A ‘Crash’ di scena l’opposizione a Lukashenko

Parliamo ancora di Bielorussia, Paese troppo spesso dimenticato nonostante sia governato da un despota che reprime ogni libertà. A ricordarci qual sia la situazione è stata una bella inchiesta del programma in onda su RaiTre (purtroppo in piena notte) ‘Crash’.

Il sito charter79.org, di Natalia Radzina, giornalista bielorussa rifugiata politica da Vilnius, titola il pezzo “Italians see real face of Lukashenka” ('Gli italiani vedono la vera faccia di Lukashenko') nel citare la bella puntata inaugurale (della nuova stagione) di 'Crash', programma di RaiStoria andato in onda il 17 ottobre scorso; il documentario è visibile sul sito www.crash.rai.it e merita di essere visto.

Primo per il tema, raramente trattato, secondo per le condizioni di difficoltà e rischio nel quale è stato realizzato ma anche - terzo - perché gli autori, Alfonso Iuliano e Elena Keidan, sono riusciti a fare un lavoro che già giornalisti di altri Paesi avevano tentato di fare senza riuscirci.

“Lukashenko chi?” è stato mandato in onda nella nuova edizione di 'Crash' (programma di Valeria Coiante, Marco Malvestio, Paolo Zagari e Andrea Zanini, in onda tutti i mercoledi notte purtroppo all'1 su RaiTre e il lunedì alle 23 su RaiStoria). Nel servizio, di quaranta minuti, viene illustrato come in questo angolo d'Europa resista ancora una vera e propria dittatura - con una polizia segreta, il KGB, molto efficiente nel tenere sotto controllo i movimenti degli attivisti e impedire con ogni mezzo la diffusione delle loro idee.

Il tutto è stato illustrato con interviste esclusive alle mogli dei dissidenti in carcere, ai giovani manifestanti che si riuniscono clandestinamente e agli studenti esuli nella vicina Lituania.

“Siamo andati in Bielorussia nell'estate del 2011 - dice Alfonso Iuliano - con un visto turistico, senza informare neppure l'ambasciata di quello che volevamo fare. Avevamo informato solo l'Osce, nello specifico Riccardo Migliorini, che era scettico nei confronti del nostro progetto, e ci siamo sempre mossi sapendo che c'erano grossi problemi. Per non dare nell'occhio abbiamo usato una piccola Panasonic, senza gli accessori, come se fossimo stati due turisti. Sapevamo che altri colleghi, francesi e di altri Paesi, avevano tentato prima di noi di fare un servizio simile ma o erano stati loro negati i visti, o venivano mandati fuori dal Paese o veniva cancellato il materiale al momento di uscire dalla Bielorussia. Noi siamo stati fortunati ma abbiamo cercato di muoverci con cautela. Quello che mi interessava era portare il girato in Italia”.

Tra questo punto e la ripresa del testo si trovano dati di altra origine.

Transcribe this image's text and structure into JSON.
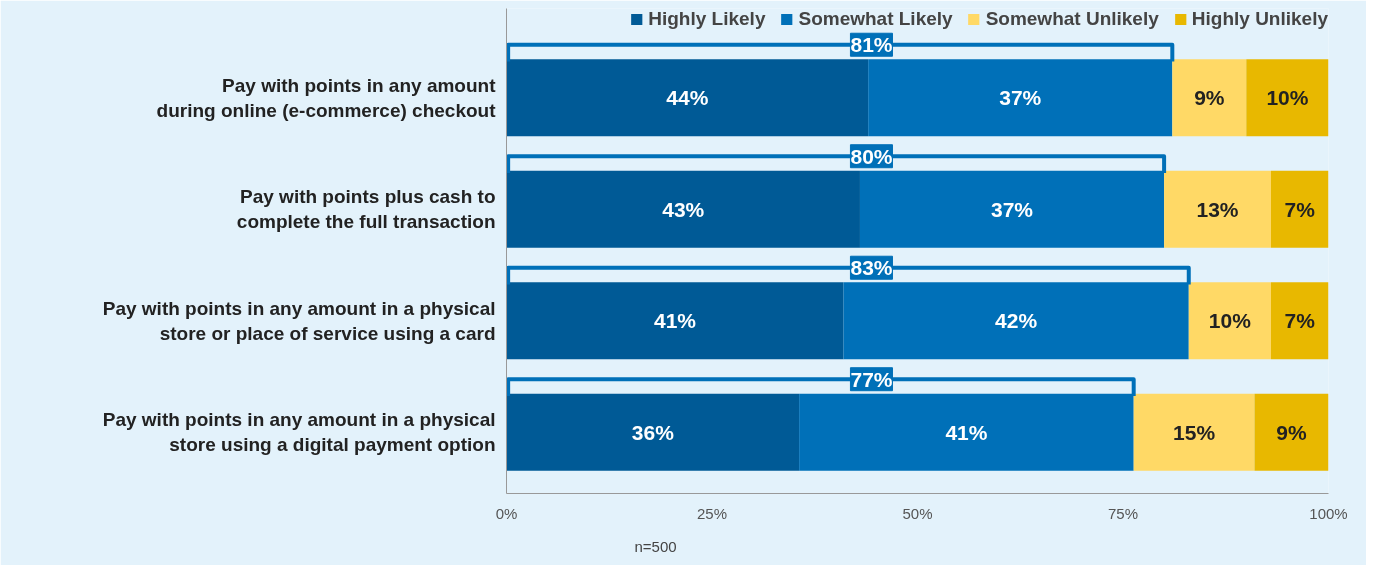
{
  "chart_data": {
    "type": "bar",
    "orientation": "horizontal",
    "stacked": true,
    "categories": [
      "Pay with points in any amount during online (e-commerce) checkout",
      "Pay with points plus cash to complete the full transaction",
      "Pay with points in any amount in a physical store or place of service using a card",
      "Pay with points in any amount in a physical store using a digital payment option"
    ],
    "series": [
      {
        "name": "Highly Likely",
        "color": "#005a96",
        "values": [
          44,
          43,
          41,
          35.6
        ],
        "value_labels": [
          "44%",
          "43%",
          "41%",
          "36%"
        ]
      },
      {
        "name": "Somewhat Likely",
        "color": "#0070b8",
        "values": [
          37,
          37,
          42,
          40.7
        ],
        "value_labels": [
          "37%",
          "37%",
          "42%",
          "41%"
        ]
      },
      {
        "name": "Somewhat Unlikely",
        "color": "#ffd966",
        "values": [
          9,
          13,
          10,
          14.7
        ],
        "value_labels": [
          "9%",
          "13%",
          "10%",
          "15%"
        ]
      },
      {
        "name": "Highly Unlikely",
        "color": "#e8b800",
        "values": [
          10,
          7,
          7,
          9
        ],
        "value_labels": [
          "10%",
          "7%",
          "7%",
          "9%"
        ]
      }
    ],
    "xlim": [
      0,
      100
    ],
    "xticks": [
      {
        "value": 0,
        "label": "0%"
      },
      {
        "value": 25,
        "label": "25%"
      },
      {
        "value": 50,
        "label": "50%"
      },
      {
        "value": 75,
        "label": "75%"
      },
      {
        "value": 100,
        "label": "100%"
      }
    ],
    "grid": false,
    "legend": "top",
    "annotations": [
      "81%",
      "80%",
      "83%",
      "77%",
      "n=500"
    ]
  }
}
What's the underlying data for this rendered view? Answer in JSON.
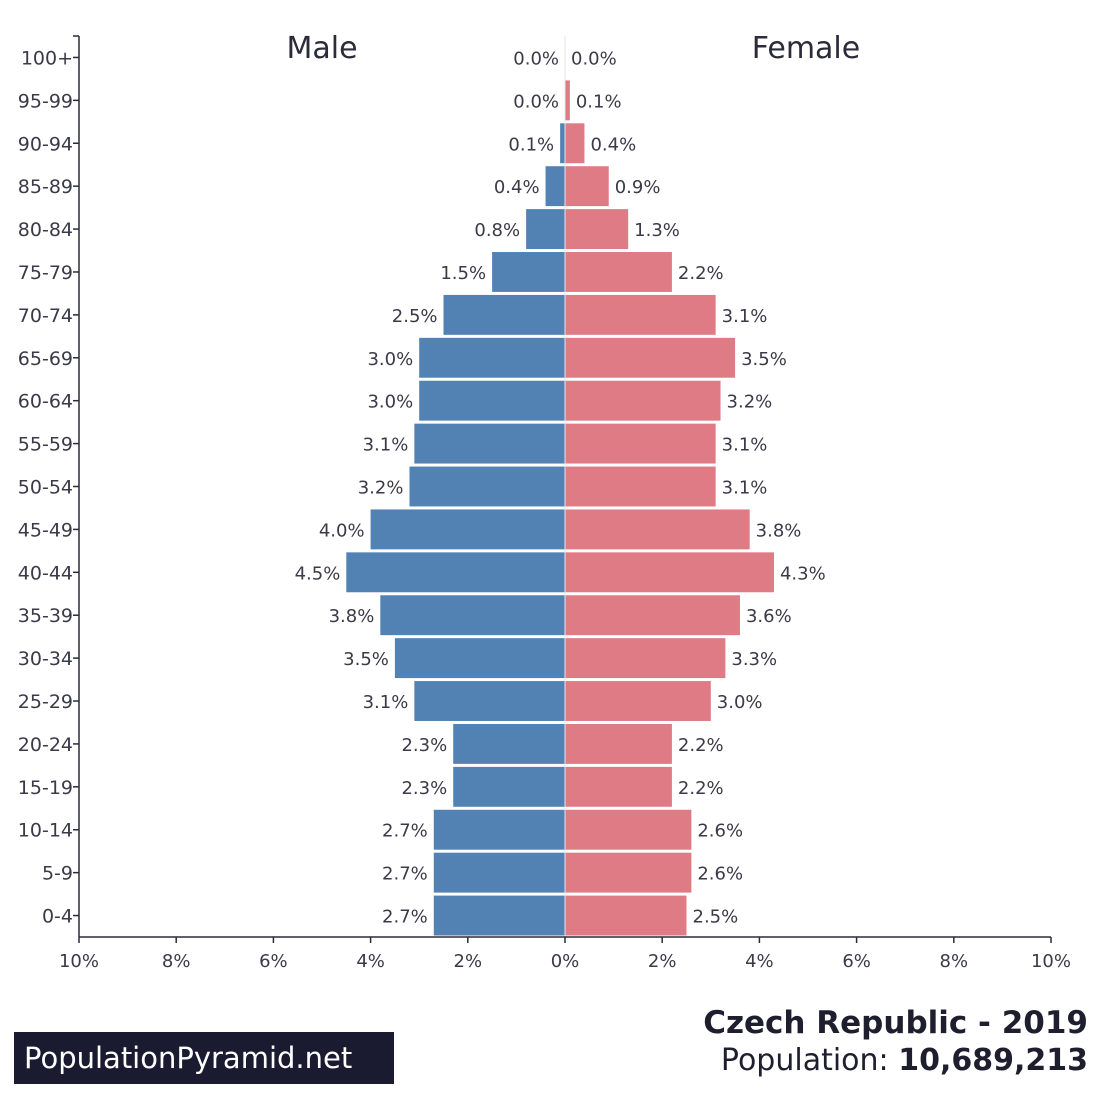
{
  "chart_data": {
    "type": "bar",
    "orientation": "horizontal-pyramid",
    "left_title": "Male",
    "right_title": "Female",
    "categories": [
      "100+",
      "95-99",
      "90-94",
      "85-89",
      "80-84",
      "75-79",
      "70-74",
      "65-69",
      "60-64",
      "55-59",
      "50-54",
      "45-49",
      "40-44",
      "35-39",
      "30-34",
      "25-29",
      "20-24",
      "15-19",
      "10-14",
      "5-9",
      "0-4"
    ],
    "series": [
      {
        "name": "Male",
        "color": "#5282b3",
        "values": [
          0.0,
          0.0,
          0.1,
          0.4,
          0.8,
          1.5,
          2.5,
          3.0,
          3.0,
          3.1,
          3.2,
          4.0,
          4.5,
          3.8,
          3.5,
          3.1,
          2.3,
          2.3,
          2.7,
          2.7,
          2.7
        ],
        "labels": [
          "0.0%",
          "0.0%",
          "0.1%",
          "0.4%",
          "0.8%",
          "1.5%",
          "2.5%",
          "3.0%",
          "3.0%",
          "3.1%",
          "3.2%",
          "4.0%",
          "4.5%",
          "3.8%",
          "3.5%",
          "3.1%",
          "2.3%",
          "2.3%",
          "2.7%",
          "2.7%",
          "2.7%"
        ]
      },
      {
        "name": "Female",
        "color": "#df7b85",
        "values": [
          0.0,
          0.1,
          0.4,
          0.9,
          1.3,
          2.2,
          3.1,
          3.5,
          3.2,
          3.1,
          3.1,
          3.8,
          4.3,
          3.6,
          3.3,
          3.0,
          2.2,
          2.2,
          2.6,
          2.6,
          2.5
        ],
        "labels": [
          "0.0%",
          "0.1%",
          "0.4%",
          "0.9%",
          "1.3%",
          "2.2%",
          "3.1%",
          "3.5%",
          "3.2%",
          "3.1%",
          "3.1%",
          "3.8%",
          "4.3%",
          "3.6%",
          "3.3%",
          "3.0%",
          "2.2%",
          "2.2%",
          "2.6%",
          "2.6%",
          "2.5%"
        ]
      }
    ],
    "xlim": [
      -10,
      10
    ],
    "x_ticks": [
      {
        "v": -10,
        "label": "10%"
      },
      {
        "v": -8,
        "label": "8%"
      },
      {
        "v": -6,
        "label": "6%"
      },
      {
        "v": -4,
        "label": "4%"
      },
      {
        "v": -2,
        "label": "2%"
      },
      {
        "v": 0,
        "label": "0%"
      },
      {
        "v": 2,
        "label": "2%"
      },
      {
        "v": 4,
        "label": "4%"
      },
      {
        "v": 6,
        "label": "6%"
      },
      {
        "v": 8,
        "label": "8%"
      },
      {
        "v": 10,
        "label": "10%"
      }
    ],
    "grid": false
  },
  "footer": {
    "country_year": "Czech Republic - 2019",
    "population_label": "Population:",
    "population_value": "10,689,213"
  },
  "brand": {
    "label": "PopulationPyramid.net"
  }
}
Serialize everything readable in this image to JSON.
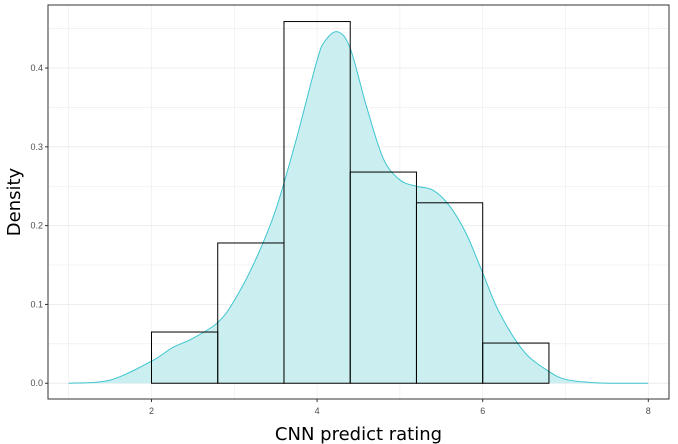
{
  "chart_data": {
    "type": "bar",
    "subtype": "histogram-with-density",
    "xlabel": "CNN predict rating",
    "ylabel": "Density",
    "xlim": [
      0.75,
      8.25
    ],
    "ylim": [
      -0.02,
      0.48
    ],
    "grid": true,
    "x_ticks": [
      2,
      4,
      6,
      8
    ],
    "x_tick_labels": [
      "2",
      "4",
      "6",
      "8"
    ],
    "y_ticks": [
      0.0,
      0.1,
      0.2,
      0.3,
      0.4
    ],
    "y_tick_labels": [
      "0.0",
      "0.1",
      "0.2",
      "0.3",
      "0.4"
    ],
    "histogram": {
      "bins": [
        {
          "x0": 2.0,
          "x1": 2.8,
          "density": 0.065
        },
        {
          "x0": 2.8,
          "x1": 3.6,
          "density": 0.178
        },
        {
          "x0": 3.6,
          "x1": 4.4,
          "density": 0.459
        },
        {
          "x0": 4.4,
          "x1": 5.2,
          "density": 0.268
        },
        {
          "x0": 5.2,
          "x1": 6.0,
          "density": 0.229
        },
        {
          "x0": 6.0,
          "x1": 6.8,
          "density": 0.051
        }
      ],
      "fill": "none",
      "stroke": "#000000"
    },
    "density": {
      "x": [
        1.0,
        1.5,
        2.0,
        2.25,
        2.5,
        2.8,
        3.0,
        3.25,
        3.5,
        3.75,
        4.0,
        4.1,
        4.25,
        4.4,
        4.6,
        4.8,
        5.0,
        5.2,
        5.4,
        5.6,
        5.8,
        6.0,
        6.2,
        6.5,
        6.8,
        7.0,
        7.3,
        7.6,
        8.0
      ],
      "y": [
        0.0,
        0.004,
        0.028,
        0.045,
        0.057,
        0.077,
        0.105,
        0.155,
        0.22,
        0.31,
        0.41,
        0.435,
        0.446,
        0.425,
        0.35,
        0.285,
        0.258,
        0.25,
        0.245,
        0.225,
        0.19,
        0.14,
        0.09,
        0.04,
        0.015,
        0.005,
        0.001,
        0.0,
        0.0
      ],
      "fill": "#cbeff0",
      "stroke": "#3dc5cf"
    },
    "colors": {
      "grid": "#ebebeb",
      "panel_border": "#333333",
      "tick": "#333333"
    }
  }
}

E se da un punto di vista qualitativo le inquadrature e l'audio non sono perfetti, ci sono i contenuti e il risultato è comunque un quadro del Paese che pochi sono riusciti a dare. “Muoversi con un microfono e con un'attrezzatura professionale significava essere troppo visibili, per cui il materiale ci sarebbe stato controllato e sicuramente cancellato - prosegue Iuliano - . Devo dire che siamo anche stati fortunati. Il viaggio ha richiesto una certa preparazione, una ricerca dei contatti. Il fatto che Elena sia russa è stato importante per comunicare; pochissimi in Bielorussia parlano altre lingue. Un po' siamo stati fortunati, un po' ci siamo mossi bene.
Abbiamo sentito solo una parte ma mai abbiamo pensato a richiedere un'intervista alle autorità o addirittura a Lukashenko. I ragazzi che abbiamo intervistato sono persone pacifiche, che sono state in prigione per avere manifestato il loro dissenso.

È impressionante il numero di bielorussi con cui abbiamo parlato e che sono stati almeno cinque-dieci giorni in prigione. Quello bielorusso è un regime molto repressivo, dove il carcere è una pena comminata spesso e per vari tipi di reato. Credo però che gli oppositori politici che abbiamo intervistato, e con i quali siamo rimasti in contatto, siano molto frustrati, depressi. Nonostante i loro sforzi non riescono a trovare un grosso seguito tra la popolazione. Da quando abbiamo girato il servizio, Sannikov e Bondarenko sono stati liberati ma non sono in grado di dire cosa succederà nei prossimi anni in Bielorussia. Vorrei tornarci per fare un altro servizio ma non so se sarà possibile”.